La version originale de cette histoire apparaît dans Magazine Quanta.
Depuis que les virus ont été découverts à la fin des années 1800, les scientifiques les ont distingués du reste de la vie. Les virus étaient bien plus petits que les cellules et, à l’intérieur de leur enveloppe protéique, ils ne transportaient guère plus que des gènes. Ils ne pouvaient pas grandir, copier leurs propres gènes ou faire grand-chose. Les chercheurs ont supposé que chaque virus était une particule solitaire dérivant seule à travers le monde, capable de se répliquer uniquement si elle heurtait la bonne cellule qui pourrait l’absorber.
C’est cette simplicité qui a attiré de nombreux scientifiques vers les virus, a déclaré Marco Vignuzzi, virologue à l’Agence de Singapour pour les laboratoires de maladies infectieuses scientifiques, de recherche et de technologie. « Nous essayions d’être réductionnistes. »

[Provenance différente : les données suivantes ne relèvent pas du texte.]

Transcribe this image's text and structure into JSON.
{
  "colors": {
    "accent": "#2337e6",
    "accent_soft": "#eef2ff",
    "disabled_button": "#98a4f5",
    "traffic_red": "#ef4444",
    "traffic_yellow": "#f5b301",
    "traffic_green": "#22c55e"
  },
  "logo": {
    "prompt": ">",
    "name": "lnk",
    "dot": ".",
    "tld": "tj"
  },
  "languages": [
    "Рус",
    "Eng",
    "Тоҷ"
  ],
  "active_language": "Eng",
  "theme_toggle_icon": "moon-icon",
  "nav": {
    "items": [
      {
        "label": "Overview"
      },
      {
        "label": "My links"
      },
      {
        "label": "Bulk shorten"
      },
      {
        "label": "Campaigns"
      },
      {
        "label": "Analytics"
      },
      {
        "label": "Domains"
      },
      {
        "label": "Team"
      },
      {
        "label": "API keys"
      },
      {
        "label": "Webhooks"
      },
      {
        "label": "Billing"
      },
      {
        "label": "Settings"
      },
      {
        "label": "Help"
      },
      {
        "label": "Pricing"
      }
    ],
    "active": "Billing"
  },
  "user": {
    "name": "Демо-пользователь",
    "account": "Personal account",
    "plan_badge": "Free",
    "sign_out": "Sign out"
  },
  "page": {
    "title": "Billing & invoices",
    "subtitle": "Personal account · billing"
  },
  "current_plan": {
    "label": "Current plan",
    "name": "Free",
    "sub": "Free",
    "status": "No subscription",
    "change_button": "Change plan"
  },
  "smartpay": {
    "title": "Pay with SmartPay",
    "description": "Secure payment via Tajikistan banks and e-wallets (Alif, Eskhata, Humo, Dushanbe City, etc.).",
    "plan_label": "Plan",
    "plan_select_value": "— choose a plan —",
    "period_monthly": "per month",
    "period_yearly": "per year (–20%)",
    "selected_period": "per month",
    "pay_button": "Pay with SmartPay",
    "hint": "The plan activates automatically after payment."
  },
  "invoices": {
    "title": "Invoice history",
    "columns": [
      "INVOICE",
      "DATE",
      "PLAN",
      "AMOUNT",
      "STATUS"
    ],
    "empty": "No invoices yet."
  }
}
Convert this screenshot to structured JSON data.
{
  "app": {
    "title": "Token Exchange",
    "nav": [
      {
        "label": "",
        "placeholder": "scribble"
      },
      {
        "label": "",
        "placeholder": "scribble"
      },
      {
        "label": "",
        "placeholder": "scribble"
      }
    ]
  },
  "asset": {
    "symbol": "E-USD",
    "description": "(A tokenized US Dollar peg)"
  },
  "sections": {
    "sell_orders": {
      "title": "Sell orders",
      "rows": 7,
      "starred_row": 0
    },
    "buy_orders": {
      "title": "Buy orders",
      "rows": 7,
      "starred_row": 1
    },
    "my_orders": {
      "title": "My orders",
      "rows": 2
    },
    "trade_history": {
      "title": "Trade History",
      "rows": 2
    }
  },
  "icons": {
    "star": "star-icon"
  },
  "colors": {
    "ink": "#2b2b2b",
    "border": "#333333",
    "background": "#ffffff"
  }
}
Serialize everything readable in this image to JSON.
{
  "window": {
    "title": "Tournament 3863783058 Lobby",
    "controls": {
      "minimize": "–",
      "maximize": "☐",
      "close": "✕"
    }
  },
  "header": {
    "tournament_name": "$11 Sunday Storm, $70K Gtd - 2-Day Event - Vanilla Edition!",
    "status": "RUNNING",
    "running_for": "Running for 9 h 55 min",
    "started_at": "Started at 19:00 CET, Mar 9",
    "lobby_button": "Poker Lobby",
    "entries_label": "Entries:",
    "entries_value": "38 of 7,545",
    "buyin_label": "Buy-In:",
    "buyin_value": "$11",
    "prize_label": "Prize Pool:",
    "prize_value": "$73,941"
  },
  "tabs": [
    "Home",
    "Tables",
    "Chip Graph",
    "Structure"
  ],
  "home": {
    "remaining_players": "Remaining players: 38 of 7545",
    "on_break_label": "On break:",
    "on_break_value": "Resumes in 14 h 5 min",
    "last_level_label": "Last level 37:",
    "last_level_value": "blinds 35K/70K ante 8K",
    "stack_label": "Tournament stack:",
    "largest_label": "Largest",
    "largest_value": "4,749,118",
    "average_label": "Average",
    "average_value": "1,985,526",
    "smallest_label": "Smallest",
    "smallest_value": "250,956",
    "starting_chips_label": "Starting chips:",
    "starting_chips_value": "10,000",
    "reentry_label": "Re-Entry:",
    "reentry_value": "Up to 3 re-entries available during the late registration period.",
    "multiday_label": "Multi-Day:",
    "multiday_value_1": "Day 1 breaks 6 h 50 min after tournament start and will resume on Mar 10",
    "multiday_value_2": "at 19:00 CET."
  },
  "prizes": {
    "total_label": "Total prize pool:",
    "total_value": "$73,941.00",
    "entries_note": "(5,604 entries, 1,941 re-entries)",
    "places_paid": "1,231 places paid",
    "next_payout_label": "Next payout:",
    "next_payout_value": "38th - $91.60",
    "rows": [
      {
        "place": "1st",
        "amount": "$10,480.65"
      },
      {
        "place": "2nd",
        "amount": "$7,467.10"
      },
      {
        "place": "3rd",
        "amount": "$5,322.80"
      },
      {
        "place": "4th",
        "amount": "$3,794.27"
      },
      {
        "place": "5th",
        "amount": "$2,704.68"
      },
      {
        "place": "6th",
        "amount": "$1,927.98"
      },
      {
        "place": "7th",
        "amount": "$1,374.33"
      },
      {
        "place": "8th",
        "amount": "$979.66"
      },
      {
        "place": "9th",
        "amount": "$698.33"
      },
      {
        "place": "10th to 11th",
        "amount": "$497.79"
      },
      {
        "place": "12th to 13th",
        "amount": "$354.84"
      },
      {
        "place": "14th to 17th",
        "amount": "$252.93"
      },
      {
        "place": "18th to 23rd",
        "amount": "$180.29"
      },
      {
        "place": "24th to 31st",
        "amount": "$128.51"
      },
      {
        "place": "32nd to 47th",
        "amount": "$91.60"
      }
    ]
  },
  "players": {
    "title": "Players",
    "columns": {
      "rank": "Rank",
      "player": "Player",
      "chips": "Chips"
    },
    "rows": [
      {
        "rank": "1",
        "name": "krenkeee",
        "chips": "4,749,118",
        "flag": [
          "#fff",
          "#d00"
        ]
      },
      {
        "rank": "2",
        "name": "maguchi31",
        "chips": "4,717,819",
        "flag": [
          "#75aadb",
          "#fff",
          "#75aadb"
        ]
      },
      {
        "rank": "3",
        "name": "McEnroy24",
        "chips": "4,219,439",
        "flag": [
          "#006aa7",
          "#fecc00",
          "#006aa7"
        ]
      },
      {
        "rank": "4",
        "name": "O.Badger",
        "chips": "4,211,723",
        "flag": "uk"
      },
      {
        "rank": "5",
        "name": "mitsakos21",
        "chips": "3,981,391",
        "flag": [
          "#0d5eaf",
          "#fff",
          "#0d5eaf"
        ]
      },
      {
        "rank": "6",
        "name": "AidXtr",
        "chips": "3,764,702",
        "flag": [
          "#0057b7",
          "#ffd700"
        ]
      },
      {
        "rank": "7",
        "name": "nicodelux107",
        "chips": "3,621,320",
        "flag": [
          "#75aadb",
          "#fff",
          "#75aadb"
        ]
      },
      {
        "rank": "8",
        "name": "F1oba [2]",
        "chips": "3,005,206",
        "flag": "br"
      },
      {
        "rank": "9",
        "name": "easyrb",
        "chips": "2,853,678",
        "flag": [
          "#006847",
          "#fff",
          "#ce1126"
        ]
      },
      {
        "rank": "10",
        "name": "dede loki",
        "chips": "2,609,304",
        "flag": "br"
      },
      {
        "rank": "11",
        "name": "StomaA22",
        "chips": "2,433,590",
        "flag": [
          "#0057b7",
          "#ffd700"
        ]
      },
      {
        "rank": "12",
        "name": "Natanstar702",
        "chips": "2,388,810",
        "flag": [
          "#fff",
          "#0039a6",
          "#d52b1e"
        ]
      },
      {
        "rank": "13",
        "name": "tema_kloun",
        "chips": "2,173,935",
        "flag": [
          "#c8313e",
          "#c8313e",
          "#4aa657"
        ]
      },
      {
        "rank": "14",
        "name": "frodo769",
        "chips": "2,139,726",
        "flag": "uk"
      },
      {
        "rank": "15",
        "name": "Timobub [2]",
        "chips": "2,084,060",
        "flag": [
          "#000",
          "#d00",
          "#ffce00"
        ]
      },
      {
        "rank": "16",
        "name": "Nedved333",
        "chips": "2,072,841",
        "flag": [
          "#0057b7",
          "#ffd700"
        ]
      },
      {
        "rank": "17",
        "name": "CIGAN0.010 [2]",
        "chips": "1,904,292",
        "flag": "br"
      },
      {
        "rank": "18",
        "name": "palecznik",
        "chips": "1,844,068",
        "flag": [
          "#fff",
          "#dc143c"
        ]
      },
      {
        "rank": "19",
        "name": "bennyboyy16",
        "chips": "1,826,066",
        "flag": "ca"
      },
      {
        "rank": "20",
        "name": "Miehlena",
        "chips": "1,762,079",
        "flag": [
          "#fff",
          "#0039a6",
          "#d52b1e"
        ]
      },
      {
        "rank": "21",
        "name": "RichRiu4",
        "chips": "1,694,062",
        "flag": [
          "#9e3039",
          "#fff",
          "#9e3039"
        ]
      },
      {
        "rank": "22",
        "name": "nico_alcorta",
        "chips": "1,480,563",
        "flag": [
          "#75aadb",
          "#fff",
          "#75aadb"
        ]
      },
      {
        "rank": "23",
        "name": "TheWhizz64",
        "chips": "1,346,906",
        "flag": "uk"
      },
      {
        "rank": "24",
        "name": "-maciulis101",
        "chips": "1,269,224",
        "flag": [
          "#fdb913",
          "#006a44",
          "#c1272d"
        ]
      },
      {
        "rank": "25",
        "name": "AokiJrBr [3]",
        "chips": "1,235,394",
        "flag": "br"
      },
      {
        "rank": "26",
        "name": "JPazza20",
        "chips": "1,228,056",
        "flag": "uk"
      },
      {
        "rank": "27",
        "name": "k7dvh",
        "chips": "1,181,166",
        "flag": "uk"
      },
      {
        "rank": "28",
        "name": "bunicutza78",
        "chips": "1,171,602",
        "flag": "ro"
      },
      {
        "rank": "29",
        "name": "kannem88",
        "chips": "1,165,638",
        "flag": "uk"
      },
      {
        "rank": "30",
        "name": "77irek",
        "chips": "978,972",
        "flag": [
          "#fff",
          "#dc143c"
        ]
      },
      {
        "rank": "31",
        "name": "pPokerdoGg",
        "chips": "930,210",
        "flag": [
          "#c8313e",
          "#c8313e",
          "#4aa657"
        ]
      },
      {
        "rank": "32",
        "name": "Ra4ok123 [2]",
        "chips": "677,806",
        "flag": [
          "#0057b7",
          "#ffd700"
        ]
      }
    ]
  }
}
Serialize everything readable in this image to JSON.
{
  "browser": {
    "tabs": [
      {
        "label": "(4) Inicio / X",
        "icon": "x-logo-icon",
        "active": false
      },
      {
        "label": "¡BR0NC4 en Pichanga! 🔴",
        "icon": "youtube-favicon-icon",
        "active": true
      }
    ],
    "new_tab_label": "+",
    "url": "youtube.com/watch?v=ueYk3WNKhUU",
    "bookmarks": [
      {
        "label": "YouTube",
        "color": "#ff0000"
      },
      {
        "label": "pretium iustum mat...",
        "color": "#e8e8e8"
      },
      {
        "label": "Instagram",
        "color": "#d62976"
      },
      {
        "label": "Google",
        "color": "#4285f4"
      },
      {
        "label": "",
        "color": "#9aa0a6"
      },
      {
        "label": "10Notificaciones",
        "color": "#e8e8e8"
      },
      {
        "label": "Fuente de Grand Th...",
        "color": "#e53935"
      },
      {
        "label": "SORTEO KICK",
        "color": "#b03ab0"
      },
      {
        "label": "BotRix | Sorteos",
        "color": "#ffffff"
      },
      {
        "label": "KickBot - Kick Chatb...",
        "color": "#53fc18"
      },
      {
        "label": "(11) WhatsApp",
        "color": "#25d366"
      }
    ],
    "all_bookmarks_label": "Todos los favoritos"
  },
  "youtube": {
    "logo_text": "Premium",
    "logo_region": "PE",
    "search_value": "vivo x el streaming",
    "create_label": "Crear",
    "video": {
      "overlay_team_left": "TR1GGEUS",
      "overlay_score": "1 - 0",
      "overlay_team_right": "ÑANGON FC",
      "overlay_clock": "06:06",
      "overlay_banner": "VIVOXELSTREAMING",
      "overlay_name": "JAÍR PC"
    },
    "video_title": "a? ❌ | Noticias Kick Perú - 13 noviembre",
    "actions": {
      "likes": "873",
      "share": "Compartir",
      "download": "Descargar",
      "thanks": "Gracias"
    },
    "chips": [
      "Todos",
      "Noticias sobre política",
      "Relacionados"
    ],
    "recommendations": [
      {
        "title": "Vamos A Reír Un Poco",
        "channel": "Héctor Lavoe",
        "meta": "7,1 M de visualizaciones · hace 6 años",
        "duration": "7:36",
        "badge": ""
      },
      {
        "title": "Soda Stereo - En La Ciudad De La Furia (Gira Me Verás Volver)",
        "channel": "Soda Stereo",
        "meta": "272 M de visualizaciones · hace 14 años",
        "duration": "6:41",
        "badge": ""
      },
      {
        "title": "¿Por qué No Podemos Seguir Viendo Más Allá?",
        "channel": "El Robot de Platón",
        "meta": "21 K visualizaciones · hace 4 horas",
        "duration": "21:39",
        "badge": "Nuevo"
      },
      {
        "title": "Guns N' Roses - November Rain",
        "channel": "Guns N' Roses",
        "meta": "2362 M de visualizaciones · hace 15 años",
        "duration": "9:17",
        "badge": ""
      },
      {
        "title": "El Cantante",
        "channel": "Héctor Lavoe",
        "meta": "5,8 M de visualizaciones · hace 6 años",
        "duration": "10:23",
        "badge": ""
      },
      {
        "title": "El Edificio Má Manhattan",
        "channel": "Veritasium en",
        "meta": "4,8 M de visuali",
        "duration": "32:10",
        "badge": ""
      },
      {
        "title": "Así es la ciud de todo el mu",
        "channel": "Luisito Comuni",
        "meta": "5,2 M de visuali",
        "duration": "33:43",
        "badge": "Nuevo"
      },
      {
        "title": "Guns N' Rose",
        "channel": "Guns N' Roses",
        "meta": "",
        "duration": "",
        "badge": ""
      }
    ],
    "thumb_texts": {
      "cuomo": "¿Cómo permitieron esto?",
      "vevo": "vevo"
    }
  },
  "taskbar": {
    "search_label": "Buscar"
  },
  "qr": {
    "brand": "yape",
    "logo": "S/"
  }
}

Ce réductionnisme a porté ses fruits. Les études sur les virus ont joué un rôle crucial dans la naissance de la biologie moderne. N’ayant pas la complexité des cellules, ils ont révélé des règles fondamentales sur le fonctionnement des gènes. Mais le réductionnisme viral a un coût, a déclaré Vignuzzi : En supposant que les virus sont simples, vous vous aveuglez sur la possibilité qu’ils puissent être compliqués d’une manière que vous ne connaissez pas encore.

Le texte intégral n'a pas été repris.